Arsa payı karşılığı inşaat sözleşmeleri taraflarına karşılıklı hak ve borçlar yükler. Öncelikle üzerine inşaat yapılacak arsayı yükleniciye teslim etmesi gereken arsa sahibi, yüklenicinin karşı edimini yerine getirmesinden sonra da yükleniciye sözleşmeye uygun arsa veya kurulmuşsa kat irtifak tapusunu devretmekle yükümlüdür. Yüklenicinin temel borcu ise eseri (binayı) meydana getirmektir. Bir bina inşasından maksat, o yapının sözleşmeye, fen kurallarına ve amacına uygun imal edilmesidir. Yüklenici bu nitelikleri taşıyan bir bina meydana getirmişse, sözleşmede aksine hüküm bulunmayan hallerde yapının arsa sahibine tesliminde, sözleşmede ayrık hüküm varsa teslimden önce ve ancak sözleşme koşullarına uygun oranda arsa payı veya bağımsız bölümün tescilini isteyebilir. Kuşkusuz yüklenicinin teslimden sonraki borcu ayıba karşı tekeffül borcu olarak devam edeceğinden, yüklenici eserdeki ayıp ve eksikliklerden ve koşulları yerinde ise arsa sahibinin ceza-i şart ile sözleşmedeki diğer alacaklarından ve ayrıca kanundan kaynaklanan alacaklarından da sorumludur.
Arsa payı karşılığı inşaat sözleşmesinin tarafı olan yüklenici edimini yerine getirdiğinde arsa sahibine karşı kazandığı kişisel hak sebebiyle arsa payı veya bağımsız bölüm tapusunun devrini ondan isteyebileceği gibi Borçlar Kanununun 162 ve devamı maddelerine dayanarak kişisel hakkını arsa sahibinin onamı gerekmeksizin üçüncü kişilere yazılı olmak koşuluyla devir ve temlik edebilir. Yüklenicinin kişisel hakkını temellük eden üçüncü kişi de bu hakkı yüklenicinin halefi olarak arsa sahibine karşı ileri sürme olanağına sahiptir.

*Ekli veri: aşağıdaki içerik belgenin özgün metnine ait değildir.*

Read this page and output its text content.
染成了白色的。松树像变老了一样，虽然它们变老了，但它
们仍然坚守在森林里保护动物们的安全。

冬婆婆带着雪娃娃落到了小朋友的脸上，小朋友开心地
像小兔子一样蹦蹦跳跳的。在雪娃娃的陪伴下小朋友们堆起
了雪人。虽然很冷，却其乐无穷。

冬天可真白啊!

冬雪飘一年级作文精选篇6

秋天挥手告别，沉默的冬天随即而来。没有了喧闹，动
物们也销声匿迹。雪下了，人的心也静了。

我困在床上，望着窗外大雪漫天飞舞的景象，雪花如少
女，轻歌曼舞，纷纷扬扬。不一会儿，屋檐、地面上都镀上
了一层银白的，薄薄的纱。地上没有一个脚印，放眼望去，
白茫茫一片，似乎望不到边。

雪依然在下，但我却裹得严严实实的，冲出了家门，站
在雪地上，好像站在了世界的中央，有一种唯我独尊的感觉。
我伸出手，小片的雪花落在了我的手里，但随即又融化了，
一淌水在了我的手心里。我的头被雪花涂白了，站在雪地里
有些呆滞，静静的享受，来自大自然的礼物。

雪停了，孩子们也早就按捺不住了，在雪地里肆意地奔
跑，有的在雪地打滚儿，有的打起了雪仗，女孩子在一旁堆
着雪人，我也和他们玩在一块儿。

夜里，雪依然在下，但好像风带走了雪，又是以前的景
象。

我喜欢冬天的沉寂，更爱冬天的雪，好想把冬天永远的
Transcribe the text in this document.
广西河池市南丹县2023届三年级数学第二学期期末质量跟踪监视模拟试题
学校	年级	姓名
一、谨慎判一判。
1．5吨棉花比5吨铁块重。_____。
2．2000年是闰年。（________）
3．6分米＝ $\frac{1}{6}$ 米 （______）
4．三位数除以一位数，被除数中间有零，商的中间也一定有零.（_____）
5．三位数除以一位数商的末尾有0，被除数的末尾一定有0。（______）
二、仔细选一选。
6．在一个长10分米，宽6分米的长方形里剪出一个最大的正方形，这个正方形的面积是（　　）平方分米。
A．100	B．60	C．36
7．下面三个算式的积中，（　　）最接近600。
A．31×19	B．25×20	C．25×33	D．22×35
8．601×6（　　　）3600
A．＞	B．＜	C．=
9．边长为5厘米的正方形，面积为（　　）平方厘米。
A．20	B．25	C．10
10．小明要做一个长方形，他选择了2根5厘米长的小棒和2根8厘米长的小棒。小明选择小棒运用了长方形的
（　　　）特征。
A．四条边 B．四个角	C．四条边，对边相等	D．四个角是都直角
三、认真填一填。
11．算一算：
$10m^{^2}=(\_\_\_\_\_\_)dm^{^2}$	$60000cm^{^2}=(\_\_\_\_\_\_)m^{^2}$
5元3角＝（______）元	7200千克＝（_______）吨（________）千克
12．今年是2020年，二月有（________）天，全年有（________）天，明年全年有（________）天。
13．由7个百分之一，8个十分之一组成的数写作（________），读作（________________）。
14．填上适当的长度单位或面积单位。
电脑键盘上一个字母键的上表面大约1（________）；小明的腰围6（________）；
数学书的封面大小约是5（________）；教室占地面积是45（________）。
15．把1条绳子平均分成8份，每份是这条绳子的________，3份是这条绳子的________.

Yükleniciden temellük edilen kişisel hakkın dava edilerek arsa sahibine karşı ileri sürülmesi halinde mahkemece, tüm bu yönler üzerinde durulmalı, yüklenici, üçüncü kişi davacıya ancak hak kazandığını devir ve temlik
edebileceğinden bu husus duraksamaksızın saptanmalıdır. Bütün bu araştırmalar sonunda eserin (binanın) arsa sahibinin reddedemeyeceği bir seviyeye getirildiği, ne var ki, yüklenicinin arsa sahibine gerek ayıp ve eksik işlerden, gerekse sözleşmede yer alan bazı hükümler sebebiyle sözleşme veya kanundan kaynaklanan nedenlerden dolayı borçlu bulunduğu ortaya çıkarsa yüklenicinin halefi olarak davacıya bunları yerine getirmek üzere uygun süre tanınmalı ya da olanaklı bulunursa karşılıkları para olarak depo ettirilerek depo edilecek tutar arsa sahibine ödenmek üzere (birlikte ifa kuralı) kişisel hakkın sonuçlarını meydana getirdiği düşünülüp istem kabul edilerek tescil hükmü kurulmalıdır.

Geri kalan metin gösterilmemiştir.